De la nécessité de trahir


Trois grands traîtres ont gouverné mes songes : Charles de Gaulle, le Portugais Gil Eanes et le mahatma Gandhi. Je leur dois une passion folle pour la renaissance, fût-ce au prix d'une rupture sans appel avec les croyances de leur milieu d'origine ou d'adoption. Sans doute sommes-nous constitués de nos admirations plus que de nos gènes.

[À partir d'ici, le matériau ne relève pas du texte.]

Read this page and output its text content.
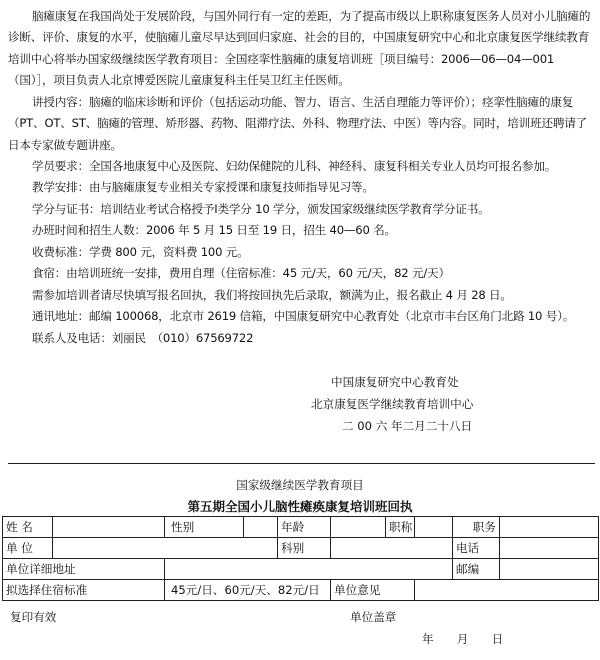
脑瘫康复在我国尚处于发展阶段，与国外同行有一定的差距，为了提高市级以上职称康复医务人员对小儿脑瘫的诊断、评价、康复的水平，使脑瘫儿童尽早达到回归家庭、社会的目的，中国康复研究中心和北京康复医学继续教育培训中心将举办国家级继续医学教育项目：全国痉挛性脑瘫的康复培训班［项目编号：2006—06—04—001（国）］，项目负责人北京博爱医院儿童康复科主任吴卫红主任医师。

讲授内容：脑瘫的临床诊断和评价（包括运动功能、智力、语言、生活自理能力等评价）；痉挛性脑瘫的康复（PT、OT、ST、脑瘫的管理、矫形器、药物、阻滞疗法、外科、物理疗法、中医）等内容。同时，培训班还聘请了日本专家做专题讲座。

学员要求：全国各地康复中心及医院、妇幼保健院的儿科、神经科、康复科相关专业人员均可报名参加。
教学安排：由与脑瘫康复专业相关专家授课和康复技师指导见习等。
学分与证书：培训结业考试合格授予Ⅰ类学分 10 学分，颁发国家级继续医学教育学分证书。
办班时间和招生人数：2006 年 5 月 15 日至 19 日，招生 40—60 名。
收费标准：学费 800 元，资料费 100 元。
食宿：由培训班统一安排，费用自理（住宿标准：45 元/天，60 元/天，82 元/天）
需参加培训者请尽快填写报名回执，我们将按回执先后录取，额满为止，报名截止 4 月 28 日。
通讯地址：邮编 100068，北京市 2619 信箱，中国康复研究中心教育处（北京市丰台区角门北路 10 号）。
联系人及电话：刘丽民　（010）67569722
中国康复研究中心教育处
北京康复医学继续教育培训中心
二 00 六 年二月二十八日
国家级继续医学教育项目
第五期全国小儿脑性瘫痪康复培训班回执
姓 名		性别		年龄		职称		职务	
单 位				科别				电话	
单位详细地址								邮编	
拟选择住宿标准		45元/日、60元/天、82元/日			单位意见				
复印有效	单位盖章
年　　月　　日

Le 18 juin 1940, qu'accomplit de Gaulle? Il rompt avec la culture d'obéissance qui lui a été inculquée depuis l'enfance, avec sa caste militaire qui se range d'un seul homme sous le pavillon de la collaboration. Toute la France catholique et maurrassienne, ou presque, se dandine dans le sillage du maréchal Pétain ; lui se dresse contre son ancien chef. Culturellement, de Gaulle ne devait pas être à Londres ; il y est pourtant. Né dans une famille conservatrice sensible à la mystique de l'Empire, il ne devait pas non plus être le grand décolonisateur qu'il se révélera être. Anticommuniste de famille, il gouverne avec le Parti communiste à la Libération. Sans cesse, il s'arrache à ses déterminismes. Homme de toutes les rigidités privées, il se découvre surdoué de la trahison politique dès que l'intérêt général le commande. Les Pieds Noirs en savent quelque chose. Sans cette aptitude exceptionnelle à liquider ses anciennes fidélités, que serait devenue la France ?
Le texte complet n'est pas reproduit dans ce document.